A Houston startup that created a remote monitoring and care platform has raised millions in financing. Image via michealthcare.com

A virtual health care and analytics provider startup has closed its latest round of funding for a total of $27 million in financing.

Medical Informatics Corp. closed a $17 million series B co-led by Maryland-based Catalio Capital Management and California-based Intel Capital. The financing also includes an additional $10 million in debt led by Catalio through Catalio’s structured equity strategy, according to a news release.

“We are excited to have had this round co-led by Catalio and Intel Capital," says Emma Fauss, CEO and co-founder of MIC, in the release. "Catalio brings significant financial and technical resources, while Intel Capital possesses strong operational and industry experience, and we look forward to continuing to leverage both firms’ expertise as we continue to scale.”

MIC created an FDA-cleared virtual care platform, called Sickbay, that gives health care providers and hospitals away to remotely monitor patients in any setting with vendor-neutral real-time medical device integration, workflow automation and standardization.

“We have seen an increased demand for our solution as our clients face significant staffing challenges and are looking for ways to amplify and empower their workforce," Fauss says in the release. "Some of the largest health care systems in the country are standardizing their infrastructure on our Sickbayplatform while consolidating IT spend."

Other participants in the round included new investors TGH Innoventures, Tampa General Hospital’s innovation center and venture fund, and Austin-based Notley — as well as existing investors San Francisco-based DCVC, the Texas Medical Center, and nCourage, a Houston-based investment group.

As a part of the round, two individuals from Catalio will join the board at MIC. Jonathan Blankfein, principal at Catalio will join the board of directors, Diamantis Xylas, head of research at Catalio, will join as board observer.

“Health care systems’ need for high-caliber, cost-saving, data-driven technology is only going to increase, and MIC’s proprietary platform is perfectly positioned to address some of the most critical clinical challenges that health care organizations face,” says Blankfein in the release. “We look forward to continuing to support MIC’s strong team as it continues to deliver better outcomes for health care organizations and patients alike.”

Amid the pandemic and the rising need for remote care technology, MIC scaled rapidly in the past two years. The company will use the funding to continue fueling its growth, including hiring specialized talent — deep product specialists and client engagement teams — to support long-term strategic partnerships.
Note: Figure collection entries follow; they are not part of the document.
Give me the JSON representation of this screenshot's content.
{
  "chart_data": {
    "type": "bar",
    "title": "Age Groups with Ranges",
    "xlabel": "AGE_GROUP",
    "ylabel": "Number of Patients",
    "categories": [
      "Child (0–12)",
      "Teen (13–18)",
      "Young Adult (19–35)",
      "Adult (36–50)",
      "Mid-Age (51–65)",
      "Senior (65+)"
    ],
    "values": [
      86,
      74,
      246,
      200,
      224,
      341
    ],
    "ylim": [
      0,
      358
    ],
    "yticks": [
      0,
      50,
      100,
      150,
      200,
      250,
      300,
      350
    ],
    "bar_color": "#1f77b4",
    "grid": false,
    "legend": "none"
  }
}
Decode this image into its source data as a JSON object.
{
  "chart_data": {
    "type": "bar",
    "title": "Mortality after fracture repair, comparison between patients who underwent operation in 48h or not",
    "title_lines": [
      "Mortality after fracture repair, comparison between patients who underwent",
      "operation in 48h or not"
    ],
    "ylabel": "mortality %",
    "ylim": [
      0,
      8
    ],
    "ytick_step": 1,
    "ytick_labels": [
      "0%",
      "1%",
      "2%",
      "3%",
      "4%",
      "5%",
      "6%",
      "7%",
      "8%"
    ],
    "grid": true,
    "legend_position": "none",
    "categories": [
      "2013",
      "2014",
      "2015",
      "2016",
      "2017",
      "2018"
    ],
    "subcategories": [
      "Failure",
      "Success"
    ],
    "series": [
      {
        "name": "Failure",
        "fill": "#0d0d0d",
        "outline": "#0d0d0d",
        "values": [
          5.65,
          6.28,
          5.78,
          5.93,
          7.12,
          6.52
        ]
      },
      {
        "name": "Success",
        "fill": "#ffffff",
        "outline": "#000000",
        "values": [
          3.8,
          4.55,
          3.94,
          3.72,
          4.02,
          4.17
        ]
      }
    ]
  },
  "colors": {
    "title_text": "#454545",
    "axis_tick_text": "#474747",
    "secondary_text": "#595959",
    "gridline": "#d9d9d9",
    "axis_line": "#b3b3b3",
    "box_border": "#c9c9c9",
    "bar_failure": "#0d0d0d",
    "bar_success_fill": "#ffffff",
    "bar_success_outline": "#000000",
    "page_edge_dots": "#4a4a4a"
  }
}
“One of the main barriers to advanced analytics in health care is the siloing of data and today there is a significant need for a platform to enable flexible, centralized and remote monitoring at scale and on demand,” says Mark Rostick, vice president and senior managing director at Intel Capital, in the release. “Medical Informatics is setting a new standard of health care by removing these data silos for health care providers of all sizes and transforming the way patients are monitored from hospital to home with real-time AI.”